One of the reasons we decided to travel across the northern US was to visit Yellowstone National Park, which is the world’s oldest national park (1872) and is now a UNESCO World Heritage Site.
It contains more than two million acres of lakes, waterfalls, wildlife and gorgeous mountain scenery, as well as over 10,000 hydrothermal features such as hot water basins, steam and bubbling mud, and more than half of the world’s geysers (200 to 250). Most of the park is in Wyoming.
We reached the park in a few hours and stopped to take these photos.
As we headed across Yellowstone Park to our campground just beyond the western boundary, we gained elevation gradually until we were above the snow line. Apparently they had four times the normal snowfall this winter so there is still a lot of it to melt. But the roads were bare and dry.
So much of the forest in Yellowstone was destroyed in the widespread fires of 1988 and we saw lots of dead, burned tree trunks but also some regeneration of the forest.

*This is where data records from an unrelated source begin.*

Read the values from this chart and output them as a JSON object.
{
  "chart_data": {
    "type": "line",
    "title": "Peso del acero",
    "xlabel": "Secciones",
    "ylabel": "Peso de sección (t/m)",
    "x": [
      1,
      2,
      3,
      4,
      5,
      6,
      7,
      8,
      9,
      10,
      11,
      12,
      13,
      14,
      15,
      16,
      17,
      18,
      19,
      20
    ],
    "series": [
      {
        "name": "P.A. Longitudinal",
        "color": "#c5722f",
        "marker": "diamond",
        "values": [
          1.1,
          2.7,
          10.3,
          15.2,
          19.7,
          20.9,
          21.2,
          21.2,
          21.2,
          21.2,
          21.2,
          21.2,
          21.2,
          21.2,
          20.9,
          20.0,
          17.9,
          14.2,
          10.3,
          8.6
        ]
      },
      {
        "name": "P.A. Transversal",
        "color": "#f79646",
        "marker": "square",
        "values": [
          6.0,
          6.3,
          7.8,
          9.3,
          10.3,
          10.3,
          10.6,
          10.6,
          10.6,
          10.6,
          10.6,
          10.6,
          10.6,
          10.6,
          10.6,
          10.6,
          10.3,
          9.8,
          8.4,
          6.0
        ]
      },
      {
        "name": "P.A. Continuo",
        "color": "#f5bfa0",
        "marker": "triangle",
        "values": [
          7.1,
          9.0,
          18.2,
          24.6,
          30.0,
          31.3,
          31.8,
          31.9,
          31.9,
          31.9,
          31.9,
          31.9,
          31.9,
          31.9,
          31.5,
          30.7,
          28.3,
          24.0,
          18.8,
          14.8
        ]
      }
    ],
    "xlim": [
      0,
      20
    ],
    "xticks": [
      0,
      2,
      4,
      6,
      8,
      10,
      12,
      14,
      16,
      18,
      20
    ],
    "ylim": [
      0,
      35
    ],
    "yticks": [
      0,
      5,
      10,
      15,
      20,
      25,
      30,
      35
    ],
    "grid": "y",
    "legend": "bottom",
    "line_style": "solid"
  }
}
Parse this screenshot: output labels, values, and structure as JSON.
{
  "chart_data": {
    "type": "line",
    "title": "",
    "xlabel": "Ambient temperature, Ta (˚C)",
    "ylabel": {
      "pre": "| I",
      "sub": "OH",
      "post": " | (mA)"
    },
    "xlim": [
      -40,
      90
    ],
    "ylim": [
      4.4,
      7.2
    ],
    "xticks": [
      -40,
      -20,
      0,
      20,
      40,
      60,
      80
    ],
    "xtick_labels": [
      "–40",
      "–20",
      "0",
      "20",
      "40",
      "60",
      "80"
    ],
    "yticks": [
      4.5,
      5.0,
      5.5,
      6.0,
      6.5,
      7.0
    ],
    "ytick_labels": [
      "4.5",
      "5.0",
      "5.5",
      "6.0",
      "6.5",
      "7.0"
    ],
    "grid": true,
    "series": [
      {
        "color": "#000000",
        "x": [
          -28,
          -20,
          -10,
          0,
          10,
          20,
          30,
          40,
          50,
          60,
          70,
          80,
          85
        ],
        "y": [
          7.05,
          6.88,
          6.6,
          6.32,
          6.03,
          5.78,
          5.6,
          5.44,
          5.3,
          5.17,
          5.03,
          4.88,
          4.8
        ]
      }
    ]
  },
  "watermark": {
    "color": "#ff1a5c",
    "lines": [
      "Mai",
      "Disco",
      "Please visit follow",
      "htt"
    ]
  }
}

As we passed into the ancient volcanic crater that makes up the majority of the park, we started to see plumes of steam rising out of the ground. Very weird! There are also tons of bison in the park and they have right of way on the highway.
We soon got tired of seeing the lumbering beasts on the pavement. Boy can they hold up traffic, as each vehicle passing them has to take a photo or two.
We got to our campground in the town of West Yellowstone, Montana by mid afternoon without too many holdups for bison on the highway. After settling into our site for a three night stay at (very!) Rustic Wagon RV park, we drove a mile or so across the village to the KOA park where Jay and Carol were staying. (We tried to get a spot there but the campground was full.) We each enjoyed one of Jay’s beers (I believe it was called Buffalo Sweat but was actually not bad) and met their friends Cam and Susan who also were from Maryland and staying in a nearby motel.
Having read that it was best to see the Old Faithful geyser in the early morning or evening, to avoid the crowds, John and I headed into the park about 4:30 a drove about 40 minutes to the site.
We had just missed an eruption so filled in an hour or so exploring the boardwalks in the vicinity. We saw some very unusual features.
Then, along with several hundred other tourists, we took a seat on the viewing benches and waited for Old Faithful to erupt at 7:11 pm. She finally made her entrance about 7:25 and steamed for perhaps three minutes.